Şimdi 2026 yılı için yapılacak muhtemel asgari ücret artışı yukarıda da belirttiğimiz gibi tahmin edilen yüzde 16 üzerinden yapılacak. Bu hesaba göre asgari ücretin 25 bin 640 lira olması bekleniyor. Oysa gerçekleşmesi beklenen yüzde 30’un üzerindeki bir enflasyon rakamı baz alındığında, mesela yüzde 35 oranında bir enflasyona göre 29 bin 840 liralık bir ücret alacak. Aradaki fark aylık olarak tam tamına 4 bin 200 lira.

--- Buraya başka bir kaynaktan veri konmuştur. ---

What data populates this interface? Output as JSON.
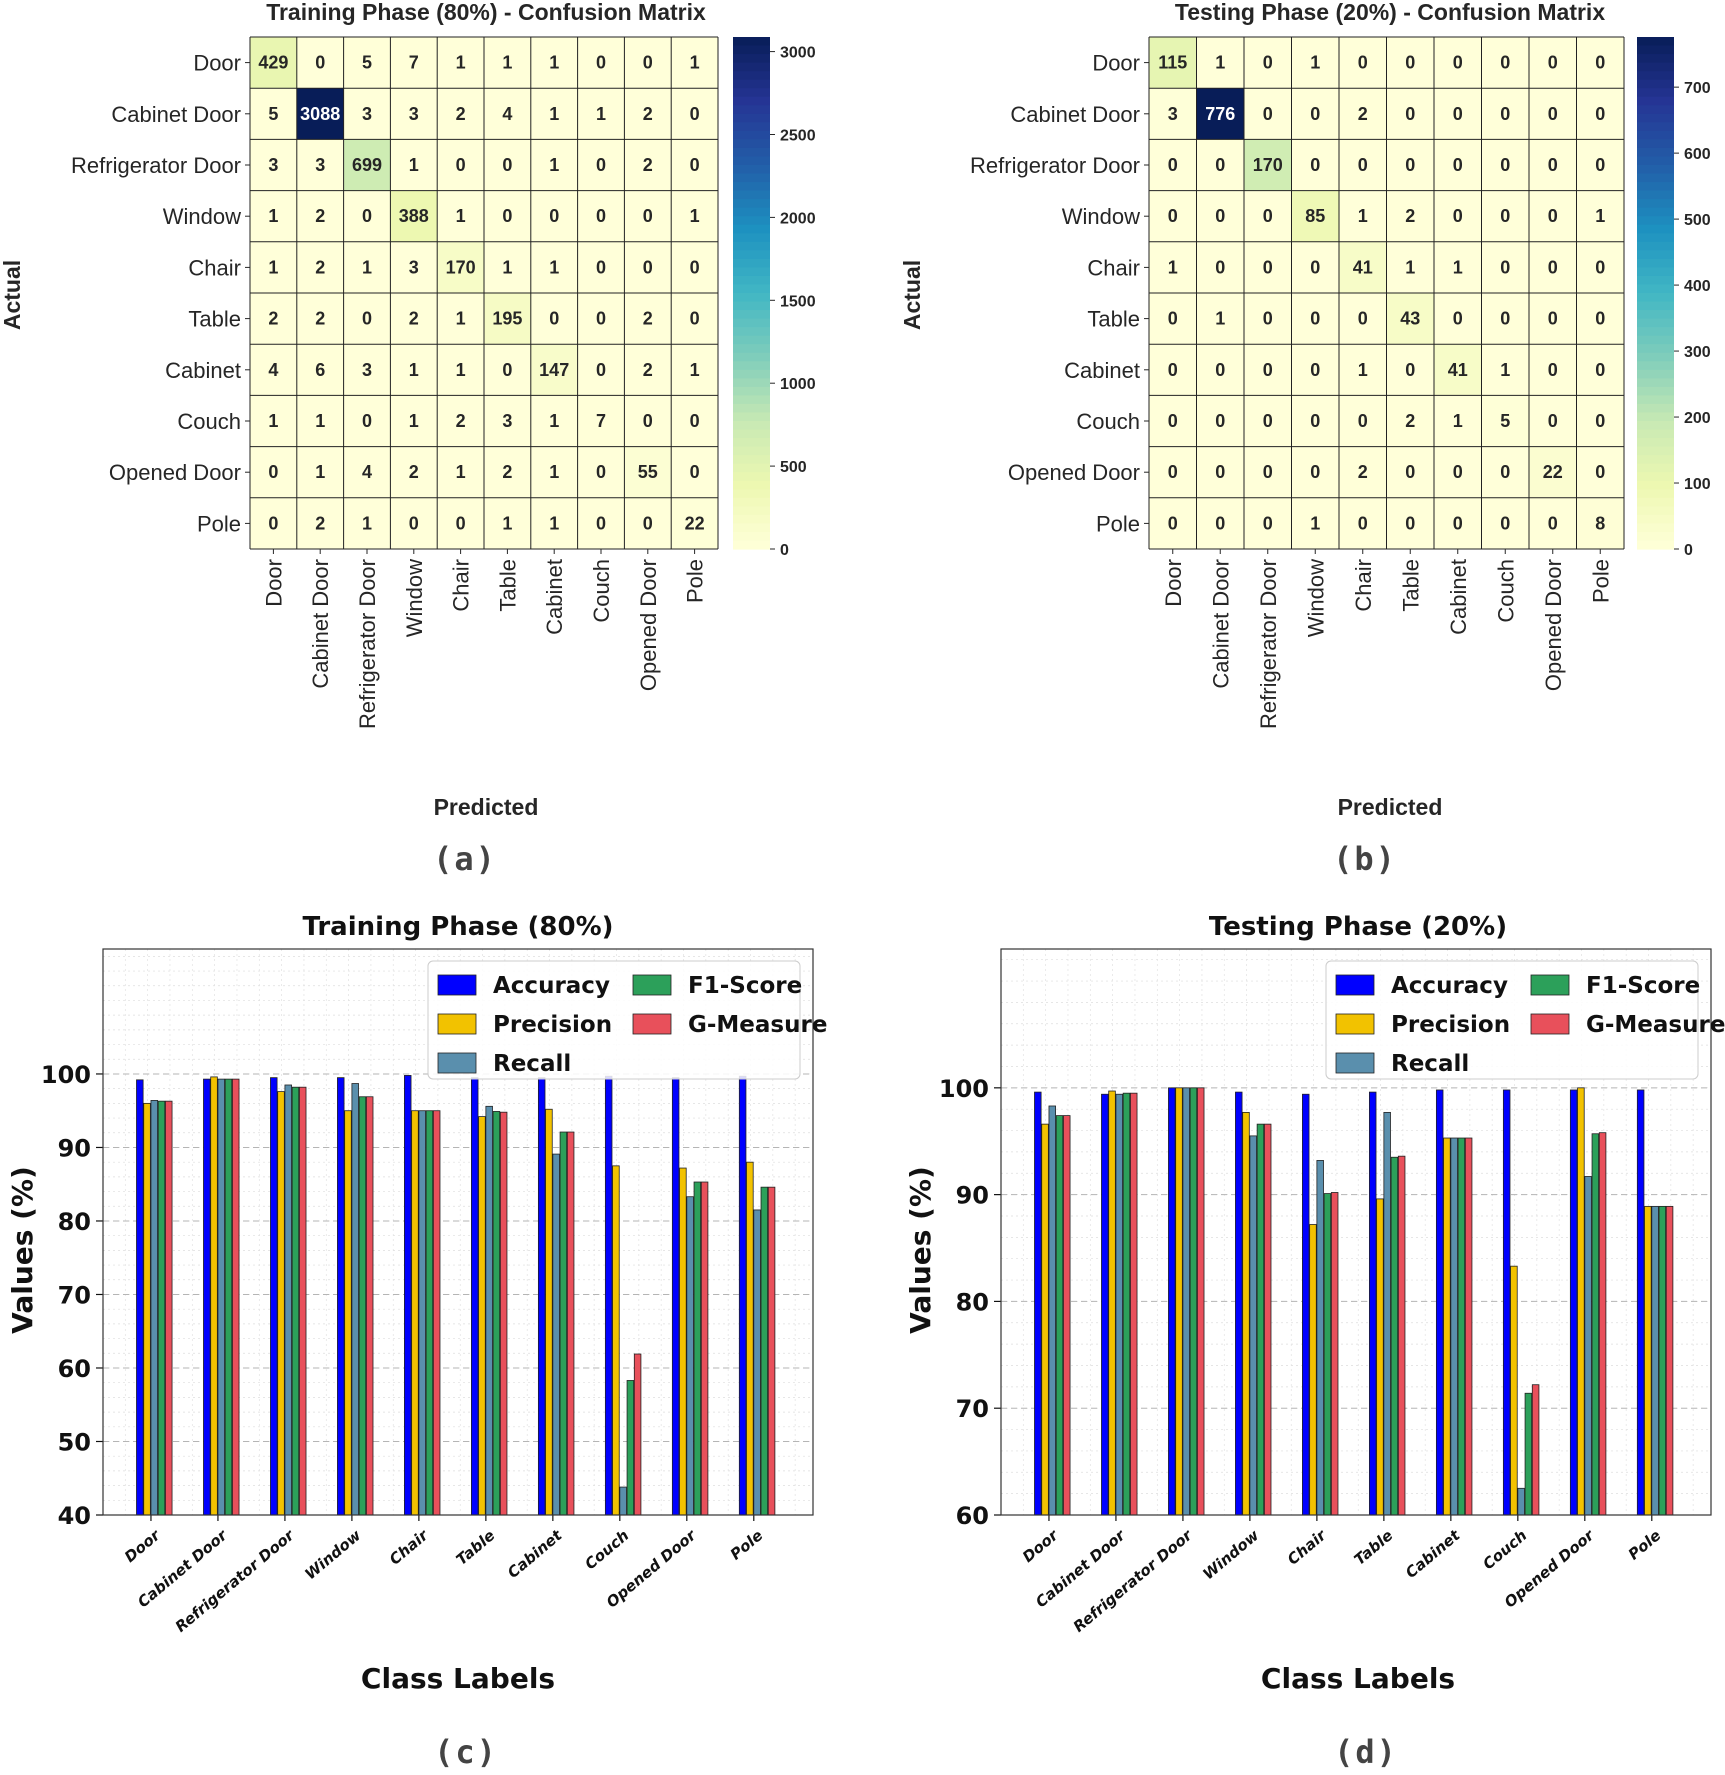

Kısacası, asgari ücret üzerinden yaptığımız bu değerlendirmeyi memur maaşları, emekli aylıkları içinde çeşitlendirebilirsiniz. Ama hemen belirtelim, enflasyon hedefindeki sapma telafi edilmediği için, 2025’te yaşanan kayıplar, 2026’da daha da büyüyecek. Yapılan hesaplamalara göre, hedef enflasyon esas alındığında, 2026’da asgari ücrette aylık kayıp tahminen 7 bin 500 lira civarında olacak. Bu yıllık bazda 90 bin liranın üzerinde bir kayıp demektir. Bu yıl içinde, 30 bin liraya yakın bir kayıp söz konusuyken, gelecek yılla birlikte bu kaybın 120 bin liranın üzerinde olacağı bir gerçek olarak karşımızda duruyor.
Bunca lafı, bunca hesabı kitabı neden yaptık, şimdi bir de ona bakalım?
Elbette ki; bu yapılan hesabı kitabı devletimizi yönetenlerde yapıyor. Çalışanların, emeklilerin ne kadar hak kaybına uğradıklarını onlarda biliyor. Ancak, ülke kaynaklarını kullanmada, öncelik sıralamasında yaptıkları yanlış tercihler nedeniyle, depremdi, dondu, kuraklıktı gibi bahanelerin arkasına sığınıyorlar. Oysa; iç ve dış borçlara, KKM hesaplarına ödenen faizler, KOİ Projelerine ayrılan kaynaklar, adı kağıt üstünde kalan tasarruf tedbirlerini dile getirmekten kaçınıyorlar.
Ekonomi bir bilimdir. Bilimin ışığından uzaklaştığınızda hatalar ve yanlışlar yapmaya başlarsınız. Sonuç işte tamda böyle olur!
Özetle;
Bunca hesabı niye yaptık şimdi sıra buna geldi. Ülkemizde yardıma muhtaç hane sayısı Bakanlığın resmi verilerine göre 4 milyon 574 bine ulaşmış. Yardıma muhtaç kişi sayısı 18 milyon 298 bin kişi. GSS prim borcunu ödeyemeyen vatandaşımızın sayısı ise 9 milyon 444 bin kişiye yükselmiş. Bunlar, başarılı bir ekonominin göstergesi sayılamaz. Bir ülke, yardıma muhtaç aile, kişi sayısının artmasında kendine bir övünme payı çıkartabilir mi? Bu nasıl bir anlayıştır, gerçekten anlamakta zorluk çekiyoruz.
Ne zaman ki, ülkemizde yardıma muhtaç insan sayısının azalır, işte o zaman bir başarıdan söz edilebilir!